Although CNNs can only be applied to individual patches within a WSI, slide level tasks can be performed by aggregating the individual patch level results. It is, however, important to take into account how this aggregation is carried out when evaluating and comparing algorithms. Many tasks that involve WSIs are binary decision problems or allow a number of errors without negatively impacting the measured metric. For instance2, aim to determine the severity of breast cancer by measuring the extent of metastasis via a five-class problem. However, if a single macro-metastasis is identified, the exact number of metastases become irrelevant for certain classes by definition. Similarly3, aim to determine whether cancer is present or not present in a WSI. On slides labelled as containing cancer, false positive are not penalized because the location of the detected cancer is not important; conversely, in slides labelled as negative, there is no differentiation between one or many false positive detections. In contrast, the number of errors at the patch level will be related directly to task performance in slide level tasks that involve quantification or segmentation.

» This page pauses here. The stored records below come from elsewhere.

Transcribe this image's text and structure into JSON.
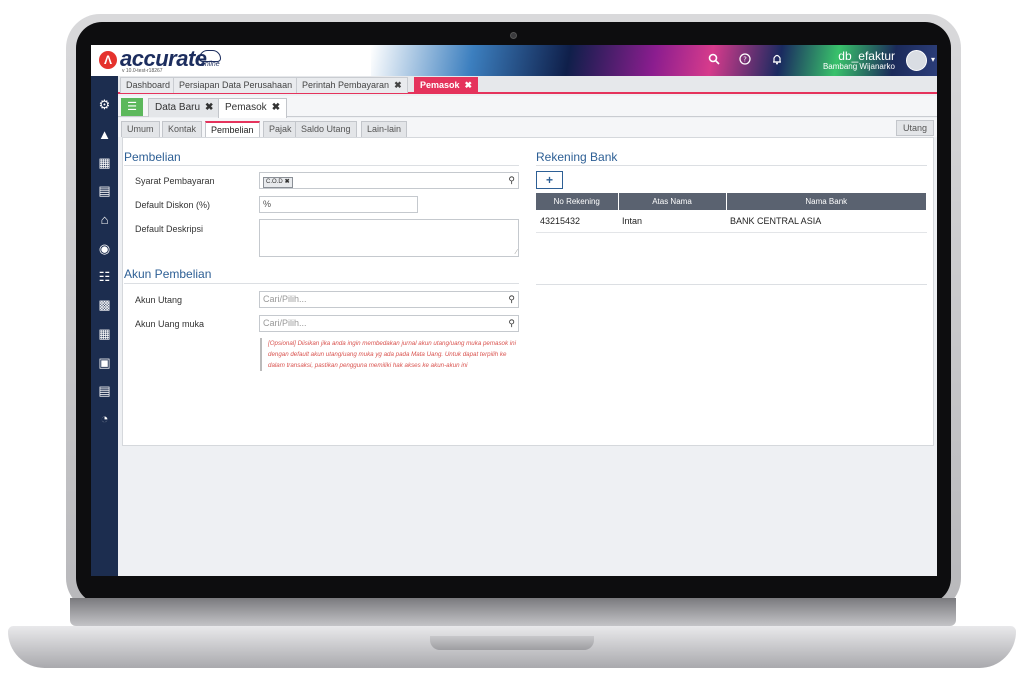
{
  "app": {
    "logo_mark": "Λ",
    "name": "accurate",
    "tagline": "online",
    "version": "v 10.0-test-r18267"
  },
  "topbar": {
    "db_name": "db_efaktur",
    "user_name": "Bambang Wijanarko",
    "icons": [
      "search-icon",
      "help-icon",
      "bell-icon"
    ],
    "accent_color": "#e5335c"
  },
  "sidebar": {
    "items": [
      "settings-icon",
      "company-icon",
      "bank-icon",
      "ledger-icon",
      "purchase-icon",
      "sales-icon",
      "cart-icon",
      "delivery-icon",
      "inventory-icon",
      "asset-icon",
      "report-icon",
      "analysis-icon"
    ]
  },
  "module_tabs": [
    {
      "label": "Dashboard",
      "closable": false,
      "active": false
    },
    {
      "label": "Persiapan Data Perusahaan",
      "closable": false,
      "active": false
    },
    {
      "label": "Perintah Pembayaran",
      "closable": true,
      "active": false
    },
    {
      "label": "Pemasok",
      "closable": true,
      "active": true
    }
  ],
  "form_tabs": [
    {
      "label": "Data Baru",
      "closable": true,
      "active": false
    },
    {
      "label": "Pemasok",
      "closable": true,
      "active": true
    }
  ],
  "sub_tabs": [
    {
      "label": "Umum",
      "active": false
    },
    {
      "label": "Kontak",
      "active": false
    },
    {
      "label": "Pembelian",
      "active": true
    },
    {
      "label": "Pajak",
      "active": false
    },
    {
      "label": "Saldo Utang",
      "active": false
    },
    {
      "label": "Lain-lain",
      "active": false
    }
  ],
  "right_tab": "Utang",
  "pembelian": {
    "title": "Pembelian",
    "syarat_label": "Syarat Pembayaran",
    "syarat_value": "C.O.D",
    "diskon_label": "Default Diskon (%)",
    "diskon_prefix": "%",
    "deskripsi_label": "Default Deskripsi"
  },
  "akun": {
    "title": "Akun Pembelian",
    "utang_label": "Akun Utang",
    "utang_placeholder": "Cari/Pilih...",
    "uang_muka_label": "Akun Uang muka",
    "uang_muka_placeholder": "Cari/Pilih...",
    "note": "[Opsional] Diisikan jika anda ingin membedakan jurnal akun utang/uang muka pemasok ini dengan default akun utang/uang muka yg ada pada Mata Uang. Untuk dapat terpilih ke dalam transaksi, pastikan pengguna memiliki hak akses ke akun-akun ini"
  },
  "rekening": {
    "title": "Rekening Bank",
    "add_label": "+",
    "columns": [
      "No Rekening",
      "Atas Nama",
      "Nama Bank"
    ],
    "rows": [
      [
        "43215432",
        "Intan",
        "BANK CENTRAL ASIA"
      ]
    ]
  }
}
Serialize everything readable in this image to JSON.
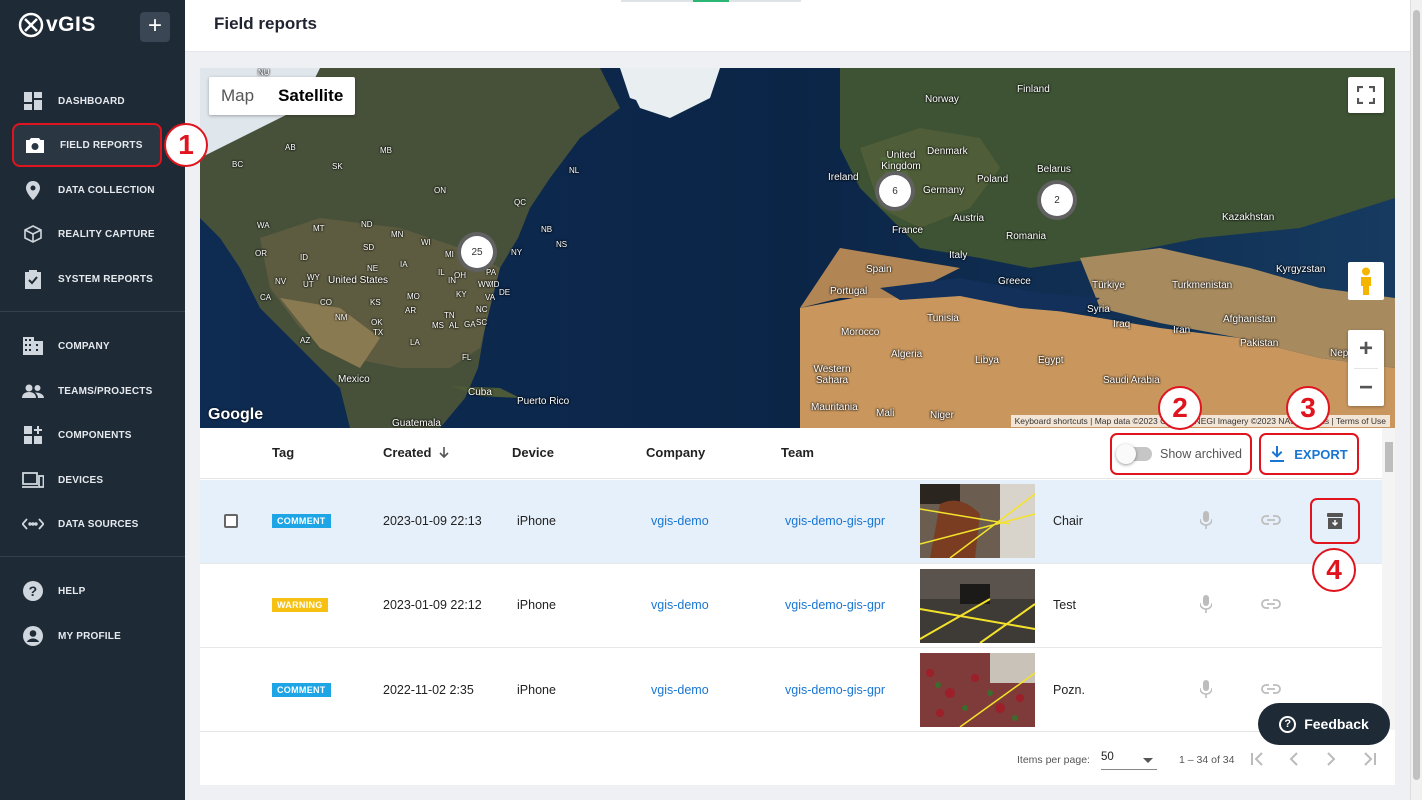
{
  "app": {
    "logo_text": "vGIS",
    "plus_label": "+"
  },
  "page": {
    "title": "Field reports"
  },
  "sidebar": {
    "items": [
      {
        "label": "DASHBOARD",
        "icon": "dashboard-icon"
      },
      {
        "label": "FIELD REPORTS",
        "icon": "camera-icon",
        "active": true
      },
      {
        "label": "DATA COLLECTION",
        "icon": "location-pin-icon"
      },
      {
        "label": "REALITY CAPTURE",
        "icon": "cube-icon"
      },
      {
        "label": "SYSTEM REPORTS",
        "icon": "clipboard-check-icon"
      },
      {
        "label": "COMPANY",
        "icon": "building-icon"
      },
      {
        "label": "TEAMS/PROJECTS",
        "icon": "people-icon"
      },
      {
        "label": "COMPONENTS",
        "icon": "widgets-icon"
      },
      {
        "label": "DEVICES",
        "icon": "devices-icon"
      },
      {
        "label": "DATA SOURCES",
        "icon": "code-arrows-icon"
      },
      {
        "label": "HELP",
        "icon": "help-icon"
      },
      {
        "label": "MY PROFILE",
        "icon": "profile-icon"
      }
    ]
  },
  "map": {
    "type_map": "Map",
    "type_satellite": "Satellite",
    "google": "Google",
    "attribution": "Keyboard shortcuts | Map data ©2023 Google, INEGI Imagery ©2023 NASA, Terms | Terms of Use",
    "clusters": [
      "25",
      "6",
      "2"
    ],
    "labels": [
      "Norway",
      "Finland",
      "Denmark",
      "United Kingdom",
      "Ireland",
      "Germany",
      "Poland",
      "Belarus",
      "France",
      "Austria",
      "Romania",
      "Italy",
      "Kazakhstan",
      "Spain",
      "Portugal",
      "Greece",
      "Türkiye",
      "Kyrgyzstan",
      "Turkmenistan",
      "Syria",
      "Iraq",
      "Iran",
      "Afghanistan",
      "Tunisia",
      "Pakistan",
      "Morocco",
      "Algeria",
      "Libya",
      "Egypt",
      "Western Sahara",
      "Saudi Arabia",
      "Mauritania",
      "Mali",
      "Nepal",
      "Niger",
      "United States",
      "Mexico",
      "Cuba",
      "Puerto Rico",
      "Guatemala"
    ],
    "small_labels": [
      "NU",
      "AB",
      "MB",
      "BC",
      "SK",
      "NL",
      "ON",
      "QC",
      "WA",
      "MT",
      "ND",
      "MN",
      "OR",
      "ID",
      "SD",
      "WI",
      "MI",
      "NB",
      "NS",
      "NV",
      "UT",
      "NE",
      "IA",
      "OH",
      "PA",
      "NY",
      "CA",
      "CO",
      "KS",
      "MO",
      "KY",
      "VA",
      "MD",
      "DE",
      "AZ",
      "NM",
      "OK",
      "AR",
      "TN",
      "NC",
      "TX",
      "LA",
      "MS",
      "AL",
      "GA",
      "SC",
      "FL",
      "WY",
      "IL",
      "IN",
      "WV"
    ]
  },
  "table": {
    "headers": {
      "tag": "Tag",
      "created": "Created",
      "device": "Device",
      "company": "Company",
      "team": "Team"
    },
    "show_archived": "Show archived",
    "export": "EXPORT",
    "rows": [
      {
        "tag": "COMMENT",
        "created": "2023-01-09 22:13",
        "device": "iPhone",
        "company": "vgis-demo",
        "team": "vgis-demo-gis-gpr",
        "name": "Chair"
      },
      {
        "tag": "WARNING",
        "created": "2023-01-09 22:12",
        "device": "iPhone",
        "company": "vgis-demo",
        "team": "vgis-demo-gis-gpr",
        "name": "Test"
      },
      {
        "tag": "COMMENT",
        "created": "2022-11-02 2:35",
        "device": "iPhone",
        "company": "vgis-demo",
        "team": "vgis-demo-gis-gpr",
        "name": "Pozn."
      }
    ],
    "pagination": {
      "items_per_page_label": "Items per page:",
      "items_per_page": "50",
      "range": "1 – 34 of 34"
    }
  },
  "annotations": [
    "1",
    "2",
    "3",
    "4"
  ],
  "feedback": {
    "label": "Feedback",
    "icon": "question-icon"
  },
  "colors": {
    "sidebar": "#1e2a36",
    "accent": "#1976d2",
    "highlight": "#e0141e",
    "comment": "#1ea5e5",
    "warning": "#f7c113"
  }
}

CNNs usually work best with small images such as 224×224 pixels, whereas a WSI can be 100,000×100,000 pixels. Even a drastic down-sampling (e.g., 16×) will necessitate tiling and working on a portion of the WSI. Modifying the architecture, or simply feeding a larger image to overcome this issue is not always possible due to optimization challenges and graphical memory constraints. While the latter is less prohibitive and may be mitigated by technological advancements, training models with more parameters to accommodate WSIs with larger convolutional kernels are infeasible due to O((kernel side length)2) scaling. This upper bounds the performance on WSIs since CNNs heavily rely on context and edges, which may not always be present, especially when the WSI is viewed under high resolution (e.g., the outline of a gland or duct may only be partially available if the images are sampled at high resolution over a limited field of view).

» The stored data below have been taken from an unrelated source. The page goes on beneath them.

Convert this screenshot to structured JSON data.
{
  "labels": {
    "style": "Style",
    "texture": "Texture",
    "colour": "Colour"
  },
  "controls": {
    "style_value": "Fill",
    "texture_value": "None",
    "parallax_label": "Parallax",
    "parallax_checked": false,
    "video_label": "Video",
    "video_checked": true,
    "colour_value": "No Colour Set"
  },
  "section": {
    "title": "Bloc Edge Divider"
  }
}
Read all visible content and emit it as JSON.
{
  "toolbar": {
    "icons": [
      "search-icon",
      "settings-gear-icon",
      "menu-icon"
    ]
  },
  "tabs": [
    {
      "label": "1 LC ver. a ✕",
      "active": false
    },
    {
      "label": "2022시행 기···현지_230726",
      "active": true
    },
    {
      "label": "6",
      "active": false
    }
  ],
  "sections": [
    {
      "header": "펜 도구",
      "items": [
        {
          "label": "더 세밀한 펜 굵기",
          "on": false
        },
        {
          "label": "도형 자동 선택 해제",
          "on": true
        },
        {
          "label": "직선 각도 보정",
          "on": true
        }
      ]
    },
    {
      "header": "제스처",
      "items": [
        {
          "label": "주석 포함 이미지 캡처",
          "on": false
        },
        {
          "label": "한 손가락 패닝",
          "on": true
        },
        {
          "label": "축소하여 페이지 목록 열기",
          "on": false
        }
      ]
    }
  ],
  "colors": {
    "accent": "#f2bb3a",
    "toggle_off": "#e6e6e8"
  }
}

In this paper, we extensively study the differences between WSI analysis and patch level analysis. We use WSIs of breast tissue which has been surgically resected following neoadjuvant therapy (NAT) to explore the differences between the following three tasks:

  1. 1.

    Patch-level classification: determine whether cancer cells are present or not in a curated set of patches from WSIs4

  2. 2.

    Slide-level classification: determine whether a WSI contains cancer cells or not without localizing the cancer within the WSI.

  3. 3.

    Slide-level segmentation: Find the convex hull that contains all cancer cells in a WSI (i.e., the tumor bed estimation).

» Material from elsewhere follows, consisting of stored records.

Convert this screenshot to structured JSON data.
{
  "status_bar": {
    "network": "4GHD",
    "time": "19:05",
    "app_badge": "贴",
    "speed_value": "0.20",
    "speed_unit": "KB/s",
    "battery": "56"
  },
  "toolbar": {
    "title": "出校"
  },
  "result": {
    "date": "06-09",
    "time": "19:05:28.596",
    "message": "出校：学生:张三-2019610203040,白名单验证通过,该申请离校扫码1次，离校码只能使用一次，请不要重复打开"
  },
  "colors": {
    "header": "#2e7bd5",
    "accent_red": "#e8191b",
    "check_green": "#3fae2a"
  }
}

Importantly, a binary classification network is used in each task. For the segmentation task, the WSI is tiled into patches, and each patch is classified as cancer or no cancer prior to computing the convex hull. We observe that the best practices, including the most suitable augmentations and the appropriate network complexity, are different for each task. We find a network achieving > 99% F1 score on patch-level classification fails to identify the tumor bed accurately, with a Dice score of 50%. We then study failure points of the patch-level classifier and propose a novel negative sampling method that improves the task performance beyond random or no sampling. We also observe a large gap between slide-level classification and segmentation.

Problem definition

To exemplify the differences between patches and WSIs, we tackle the automatic detection of breast cancer. Breast cancer is the second most common invasive cancer in women, where around 12% of women having a lifetime risk of getting breast cancer5. New therapies have improved outcomes and it is increasingly important to assess the stage and subtype of cancer more precisely in order to select the most appropriate treatment. While tools that can identify and characterize cancer in a specific region of the tissue specimen selected by a pathologist have value, there is a need for automated tools capable of processing WSIs since cancer may be anywhere within a slide, or even spread across multiple slides.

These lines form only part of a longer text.